Why should I see an orthodontic specialist?
Orthodontists have extensive and specialized training that enables them to provide their patients with specific goals for tooth movement and facial development.
At what age is the best time for a visit to the orthodontist?
The American Association of Orthodontists recommends that a child should visit an orthodontist by age 7 or if any problem is detected by the dentist, pediatrician, or parents. Treatment does not always start at age 7, but the orthodontist can check and monitor patients as they grow from this point. Sometimes, if a concern is detected before jaw growth stops, it will be easier to correct. Early treatment can prevent a patient from needing surgery or having any more serious complications down the road.
What are Phase I and Phase II treatment?
Early interceptive treatment, or limited orthodontic treatment which usually includes an expander or limited braces, may be needed when there is a mixture of baby and permanent teeth. This is called Phase I treatment. Phase I may be needed to correct a crossbite, crowding or an underbite. Later comprehensive treatment, or Phase II treatment, is usually needed closer to middle school age for full bite correction.
What are some reasons why orthodontic treatment may be necessary?
The Upper front teeth may protrude or be too proclined (overbite)
The Upper and Lower teeth may not touch, may be difficult to bite into food with front teeth (open bite)
The Upper front teeth may overlap the Lower teeth too much, almost as if the lower teeth are hiding under the Upper teeth (deep bite)
The Lower teeth protrude too far out in front of the Upper teeth (underbite)
The Upper teeth sit inside the lower teeth which may cause misaligned jaw growth (crossbite)
Crowded or overlapped teeth
Uneven tooth wear
Unbalanced bite or chewing difficulties
Teeth that remain stuck in the jaws (impacted teeth)
The center of the upper and lower teeth do not match up (midlines)
Spaces or gaps
How long will treatment last?
Treatment times differ for each individual but on average, treatment may be from 12-24 months. Many factors can lessen or extend treatment like unpredictable growth, patient cooperation, or maintenance of keeping appointments.
Will my braces or orthodontic treatment interfere with my daily activities, like sports or playing musical instruments?
If you play sports or play a musical instrument, there may be some time for initial adaptation to your new orthodontic appliances, but orthodontic treatment should not interfere with these activities. If you are involved in high contact sports, a mouthguard is recommended, which we provide at our office.
Should I still see my dentist during orthodontic treatment?

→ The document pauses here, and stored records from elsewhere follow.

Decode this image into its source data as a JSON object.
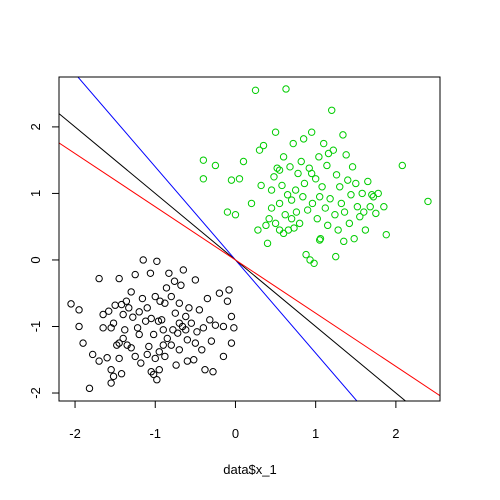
{
  "chart_data": {
    "type": "scatter",
    "title": "",
    "xlabel": "data$x_1",
    "ylabel": "",
    "xlim": [
      -2.2,
      2.55
    ],
    "ylim": [
      -2.12,
      2.75
    ],
    "x_ticks": [
      -2,
      -1,
      0,
      1,
      2
    ],
    "x_tick_labels": [
      "-2",
      "-1",
      "0",
      "1",
      "2"
    ],
    "y_ticks": [
      -2,
      -1,
      0,
      1,
      2
    ],
    "y_tick_labels": [
      "-2",
      "-1",
      "0",
      "1",
      "2"
    ],
    "grid": false,
    "legend": "none",
    "series": [
      {
        "color": "#000000",
        "marker": "open-circle",
        "points": [
          [
            -2.05,
            -0.66
          ],
          [
            -1.95,
            -0.75
          ],
          [
            -1.95,
            -1.0
          ],
          [
            -1.9,
            -1.25
          ],
          [
            -1.82,
            -1.93
          ],
          [
            -1.78,
            -1.42
          ],
          [
            -1.7,
            -0.28
          ],
          [
            -1.7,
            -1.52
          ],
          [
            -1.65,
            -0.82
          ],
          [
            -1.65,
            -1.02
          ],
          [
            -1.6,
            -1.47
          ],
          [
            -1.58,
            -0.77
          ],
          [
            -1.55,
            -1.85
          ],
          [
            -1.55,
            -1.65
          ],
          [
            -1.52,
            -0.95
          ],
          [
            -1.52,
            -1.75
          ],
          [
            -1.5,
            -0.68
          ],
          [
            -1.48,
            -1.28
          ],
          [
            -1.45,
            -0.28
          ],
          [
            -1.45,
            -1.25
          ],
          [
            -1.42,
            -0.67
          ],
          [
            -1.42,
            -1.71
          ],
          [
            -1.4,
            -0.82
          ],
          [
            -1.4,
            -1.18
          ],
          [
            -1.38,
            -1.05
          ],
          [
            -1.36,
            -0.62
          ],
          [
            -1.35,
            -1.28
          ],
          [
            -1.33,
            -0.72
          ],
          [
            -1.3,
            -1.32
          ],
          [
            -1.28,
            -0.86
          ],
          [
            -1.25,
            -0.22
          ],
          [
            -1.25,
            -1.45
          ],
          [
            -1.22,
            -1.02
          ],
          [
            -1.2,
            -1.12
          ],
          [
            -1.18,
            -1.55
          ],
          [
            -1.16,
            -0.58
          ],
          [
            -1.15,
            0.0
          ],
          [
            -1.12,
            -0.92
          ],
          [
            -1.1,
            -1.42
          ],
          [
            -1.1,
            -0.72
          ],
          [
            -1.08,
            -1.3
          ],
          [
            -1.06,
            -0.2
          ],
          [
            -1.05,
            -0.88
          ],
          [
            -1.05,
            -1.68
          ],
          [
            -1.02,
            -1.12
          ],
          [
            -1.02,
            -1.72
          ],
          [
            -1.0,
            -0.55
          ],
          [
            -1.0,
            -1.48
          ],
          [
            -0.98,
            -0.02
          ],
          [
            -0.98,
            -1.8
          ],
          [
            -0.96,
            -0.92
          ],
          [
            -0.95,
            -1.38
          ],
          [
            -0.94,
            -0.62
          ],
          [
            -0.92,
            -0.9
          ],
          [
            -0.9,
            -1.05
          ],
          [
            -0.9,
            -1.28
          ],
          [
            -0.88,
            -1.45
          ],
          [
            -0.86,
            -0.42
          ],
          [
            -0.85,
            -1.18
          ],
          [
            -0.83,
            -0.2
          ],
          [
            -0.8,
            -0.55
          ],
          [
            -0.8,
            -1.28
          ],
          [
            -0.78,
            -1.05
          ],
          [
            -0.76,
            -0.32
          ],
          [
            -0.75,
            -0.8
          ],
          [
            -0.74,
            -1.58
          ],
          [
            -0.72,
            -1.1
          ],
          [
            -0.7,
            -0.65
          ],
          [
            -0.7,
            -1.35
          ],
          [
            -0.68,
            -0.38
          ],
          [
            -0.66,
            -1.0
          ],
          [
            -0.65,
            -0.15
          ],
          [
            -0.62,
            -0.85
          ],
          [
            -0.6,
            -1.52
          ],
          [
            -0.6,
            -1.2
          ],
          [
            -0.58,
            -0.72
          ],
          [
            -0.55,
            -0.95
          ],
          [
            -0.52,
            -1.5
          ],
          [
            -0.5,
            -0.3
          ],
          [
            -0.48,
            -1.08
          ],
          [
            -0.45,
            -0.75
          ],
          [
            -0.42,
            -1.35
          ],
          [
            -0.4,
            -1.02
          ],
          [
            -0.38,
            -1.65
          ],
          [
            -0.35,
            -0.58
          ],
          [
            -0.32,
            -0.9
          ],
          [
            -0.3,
            -1.22
          ],
          [
            -0.28,
            -1.68
          ],
          [
            -0.25,
            -0.98
          ],
          [
            -0.2,
            -0.5
          ],
          [
            -0.15,
            -1.0
          ],
          [
            -0.1,
            -0.62
          ],
          [
            -0.08,
            -0.45
          ],
          [
            -0.05,
            -0.85
          ],
          [
            -0.05,
            -1.25
          ],
          [
            -0.02,
            -1.02
          ],
          [
            -0.15,
            -1.45
          ],
          [
            -1.3,
            -0.48
          ],
          [
            -0.88,
            -0.65
          ],
          [
            -1.55,
            -1.02
          ],
          [
            -0.5,
            -1.25
          ],
          [
            -1.2,
            -0.78
          ],
          [
            -0.62,
            -1.05
          ],
          [
            -1.45,
            -1.48
          ],
          [
            -0.95,
            -1.65
          ],
          [
            -0.7,
            -0.95
          ]
        ]
      },
      {
        "color": "#00cc00",
        "marker": "open-circle",
        "points": [
          [
            -0.4,
            1.5
          ],
          [
            -0.4,
            1.22
          ],
          [
            -0.25,
            1.42
          ],
          [
            -0.1,
            0.72
          ],
          [
            -0.05,
            1.2
          ],
          [
            0.0,
            0.68
          ],
          [
            0.05,
            1.22
          ],
          [
            0.1,
            1.48
          ],
          [
            0.2,
            0.85
          ],
          [
            0.25,
            2.55
          ],
          [
            0.28,
            0.45
          ],
          [
            0.3,
            1.65
          ],
          [
            0.32,
            1.12
          ],
          [
            0.35,
            1.72
          ],
          [
            0.38,
            0.52
          ],
          [
            0.4,
            0.25
          ],
          [
            0.42,
            0.62
          ],
          [
            0.45,
            1.05
          ],
          [
            0.45,
            0.78
          ],
          [
            0.48,
            1.25
          ],
          [
            0.5,
            1.92
          ],
          [
            0.5,
            0.55
          ],
          [
            0.52,
            1.38
          ],
          [
            0.55,
            0.45
          ],
          [
            0.55,
            0.85
          ],
          [
            0.58,
            1.12
          ],
          [
            0.6,
            0.4
          ],
          [
            0.6,
            1.55
          ],
          [
            0.62,
            0.68
          ],
          [
            0.63,
            2.57
          ],
          [
            0.65,
            0.98
          ],
          [
            0.66,
            0.45
          ],
          [
            0.68,
            1.4
          ],
          [
            0.7,
            0.9
          ],
          [
            0.72,
            1.75
          ],
          [
            0.73,
            0.48
          ],
          [
            0.75,
            1.05
          ],
          [
            0.76,
            0.72
          ],
          [
            0.78,
            1.3
          ],
          [
            0.8,
            0.55
          ],
          [
            0.82,
            1.48
          ],
          [
            0.84,
            0.95
          ],
          [
            0.85,
            1.82
          ],
          [
            0.86,
            1.15
          ],
          [
            0.88,
            0.08
          ],
          [
            0.9,
            0.75
          ],
          [
            0.92,
            1.38
          ],
          [
            0.93,
            0.0
          ],
          [
            0.95,
            1.92
          ],
          [
            0.96,
            0.85
          ],
          [
            0.98,
            -0.05
          ],
          [
            1.0,
            1.22
          ],
          [
            1.02,
            0.62
          ],
          [
            1.04,
            1.55
          ],
          [
            1.05,
            0.95
          ],
          [
            1.06,
            0.32
          ],
          [
            1.08,
            1.1
          ],
          [
            1.1,
            1.75
          ],
          [
            1.12,
            0.78
          ],
          [
            1.14,
            1.42
          ],
          [
            1.15,
            0.52
          ],
          [
            1.16,
            1.6
          ],
          [
            1.18,
            0.92
          ],
          [
            1.2,
            2.25
          ],
          [
            1.22,
            1.65
          ],
          [
            1.24,
            0.68
          ],
          [
            1.26,
            1.28
          ],
          [
            1.28,
            0.45
          ],
          [
            1.3,
            1.1
          ],
          [
            1.32,
            0.85
          ],
          [
            1.34,
            1.88
          ],
          [
            1.35,
            0.28
          ],
          [
            1.36,
            0.72
          ],
          [
            1.38,
            1.58
          ],
          [
            1.4,
            1.2
          ],
          [
            1.42,
            0.55
          ],
          [
            1.44,
            0.98
          ],
          [
            1.46,
            1.4
          ],
          [
            1.48,
            0.32
          ],
          [
            1.5,
            1.15
          ],
          [
            1.52,
            0.8
          ],
          [
            1.55,
            0.65
          ],
          [
            1.58,
            1.0
          ],
          [
            1.6,
            0.72
          ],
          [
            1.62,
            0.45
          ],
          [
            1.65,
            1.18
          ],
          [
            1.68,
            0.8
          ],
          [
            1.72,
            0.95
          ],
          [
            1.75,
            0.7
          ],
          [
            1.78,
            1.0
          ],
          [
            1.85,
            0.8
          ],
          [
            1.88,
            0.38
          ],
          [
            2.08,
            1.42
          ],
          [
            2.4,
            0.88
          ],
          [
            1.05,
            0.3
          ],
          [
            0.55,
            1.35
          ],
          [
            0.7,
            0.62
          ],
          [
            1.25,
            0.05
          ],
          [
            1.7,
            0.98
          ],
          [
            0.95,
            1.3
          ]
        ]
      }
    ],
    "lines": [
      {
        "color": "#0000ff",
        "intercept": 0,
        "slope": -1.4
      },
      {
        "color": "#000000",
        "intercept": 0,
        "slope": -1.0
      },
      {
        "color": "#ff0000",
        "intercept": 0,
        "slope": -0.8
      }
    ]
  }
}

Absolutely! It is very important to maintain your regular cleanings since braces can cause more food and plaque to be trapped on your teeth. Your dentist and hygienist can help keep your teeth clean and monitor you for cavities or gum concerns.
Will my braces hurt?
After the placement of your braces or after certain visits, your teeth may be sore for a few days. The actual placement of bands and brackets on your teeth does not hurt. In these situations, over-the-counter pain medications such as Advil or Tylenol will ease the discomfort. Your lips and cheeks may need one to two weeks to get used to the braces on your teeth.
How long is the retention phase?
Once orthodontic treatment is completed, the only guarantee that the teeth will remain in proper alignment, is with retainers. A good rule of thumb is that retainers should be worn as long as you want your teeth to stay straight.